We’re now in Chapter 13 of Romans: that is, in the part devoted to moral exhortation. Just before the verses we read today, St. Paul had been saying we should be good citizens. We should obey the laws of the land, pay our taxes, not engage in any criminal or grossly immoral behaviour. Is that enough? Does that fulfil the obligations of Christian behaviour? Of course not! So now Paul moves to sum up his teaching so far: to hit us with the full implications of our faith, without pulling any punches.
He says we have a debt to pay, which is love. We owe this to God and to our neighbour, and we are bound to pay it at all times. And to do this, he says here twice, is the fulfilment or the completion of the law.

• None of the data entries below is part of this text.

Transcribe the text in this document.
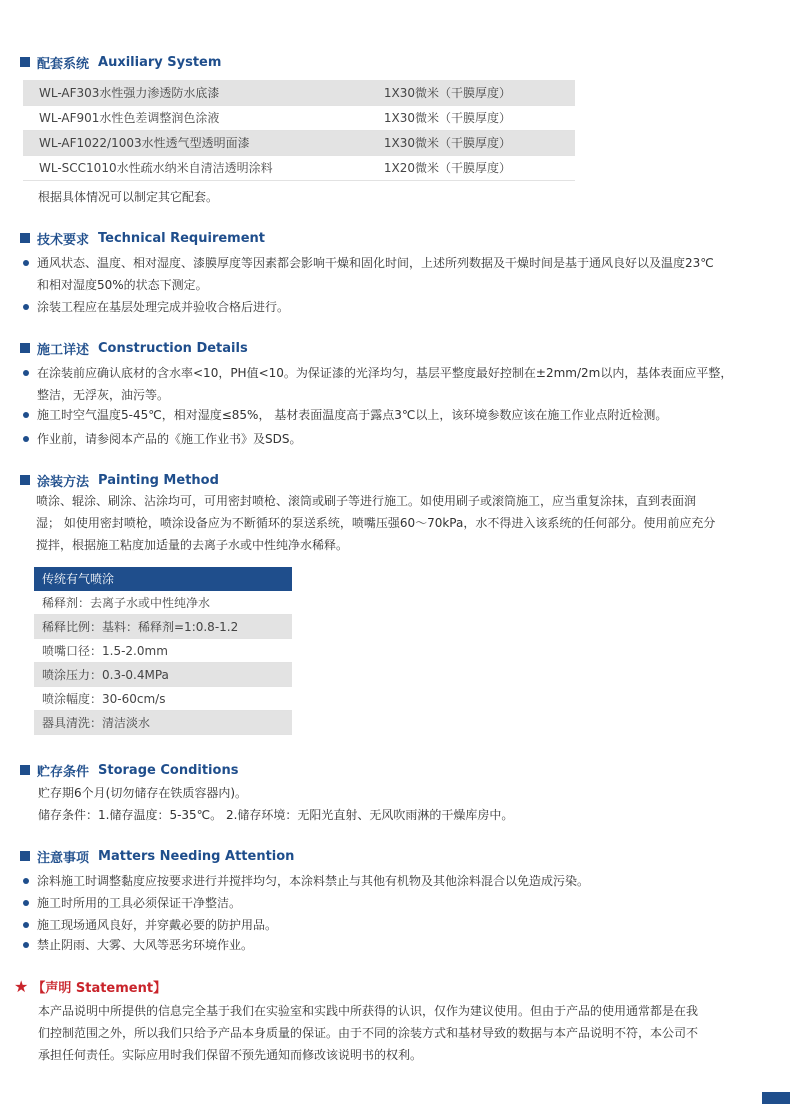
配套系统 Auxiliary System
WL-AF303水性强力渗透防水底漆	1X30微米（干膜厚度）
WL-AF901水性色差调整润色涂液	1X30微米（干膜厚度）
WL-AF1022/1003水性透气型透明面漆	1X30微米（干膜厚度）
WL-SCC1010水性疏水纳米自清洁透明涂料	1X20微米（干膜厚度）
根据具体情况可以制定其它配套。
技术要求 Technical Requirement
通风状态、温度、相对湿度、漆膜厚度等因素都会影响干燥和固化时间，上述所列数据及干燥时间是基于通风良好以及温度23℃
和相对湿度50%的状态下测定。
涂装工程应在基层处理完成并验收合格后进行。
施工详述 Construction Details
在涂装前应确认底材的含水率<10，PH值<10。为保证漆的光泽均匀，基层平整度最好控制在±2mm/2m以内，基体表面应平整，
整洁，无浮灰，油污等。
施工时空气温度5-45℃，相对湿度≤85%， 基材表面温度高于露点3℃以上，该环境参数应该在施工作业点附近检测。
作业前，请参阅本产品的《施工作业书》及SDS。
涂装方法 Painting Method
喷涂、辊涂、刷涂、沾涂均可，可用密封喷枪、滚筒或刷子等进行施工。如使用刷子或滚筒施工，应当重复涂抹，直到表面润
湿； 如使用密封喷枪，喷涂设备应为不断循环的泵送系统，喷嘴压强60～70kPa，水不得进入该系统的任何部分。使用前应充分
搅拌，根据施工粘度加适量的去离子水或中性纯净水稀释。
传统有气喷涂
稀释剂：去离子水或中性纯净水
稀释比例：基料：稀释剂=1:0.8-1.2
喷嘴口径：1.5-2.0mm
喷涂压力：0.3-0.4MPa
喷涂幅度：30-60cm/s
器具清洗：清洁淡水
贮存条件 Storage Conditions
贮存期6个月(切勿储存在铁质容器内)。
储存条件：1.储存温度：5-35℃。 2.储存环境：无阳光直射、无风吹雨淋的干燥库房中。
注意事项 Matters Needing Attention
涂料施工时调整黏度应按要求进行并搅拌均匀，本涂料禁止与其他有机物及其他涂料混合以免造成污染。
施工时所用的工具必须保证干净整洁。
施工现场通风良好，并穿戴必要的防护用品。
禁止阴雨、大雾、大风等恶劣环境作业。
★ 【声明 Statement】
本产品说明中所提供的信息完全基于我们在实验室和实践中所获得的认识，仅作为建议使用。但由于产品的使用通常都是在我
们控制范围之外，所以我们只给予产品本身质量的保证。由于不同的涂装方式和基材导致的数据与本产品说明不符，本公司不
承担任何责任。实际应用时我们保留不预先通知而修改该说明书的权利。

It’s a big pity that our translation obscures this point about fulfilling the law, which for Paul is fundamental. We can only understand what he is saying here by referring to the rest of Romans, and particularly to the first Chapter. There we read that no one fulfils God’s law, neither Jew nor gentile. Now Paul is saying that those who are in Christ, those who possess his Spirit, those who love, as Jesus loves - as they know Jesus first loved them - whether they are Jews or gentiles: such people both can and do fulfil the law. In them all God’s purposes from the beginning are accomplished. They live according to God’s will. They live in a state of friendship with God. In them God is well pleased, and with them he shares his glory.
Of course we all have to keep the 10 commandments, because breaking them clearly demonstrates that we do not love. Paul mentions that here, en passant, because some people, then and now, fail to grasp that elementary and obvious point. But we Christians don’t live merely according to rules and obligations, or according to whatever minimal standards we think we can get away with. We live according to the Spirit. And precisely because of that, we are free from the detailed ritual laws of the Old Testament. They are no longer necessary, because what they pointed towards, what of themselves they could not achieve, is now accomplished.
How do we live according to love? How do we love our neighbour, as we are obliged to do? Please don’t think this is simply a matter of being nice, and having a generally benevolent attitude. Far less is it a matter of indulging in pious sentimentality, and staying out of trouble. No: to love is to do what Jesus did. We can only do that if we have died with him, and risen with him; if we live his life, and possess his Spirit; if we walk always in him, and in his Spirit. To love our neighbour; that is to say, to fulfil the moral obligation that binds all of us Christians, we have to keep our eyes fixed on Jesus. We have to be his true disciples. We have to come to him, and learn from him, and receive from him. Doing that we will love everyone, even those who hate us and persecute us. We will love them as if naturally, spontaneously; driven as we are by the love of Jesus Christ our Lord, and by the power of his Holy Spirit; filled with gratitude for what he has done for us, and looking forward in joy to our heavenly reward.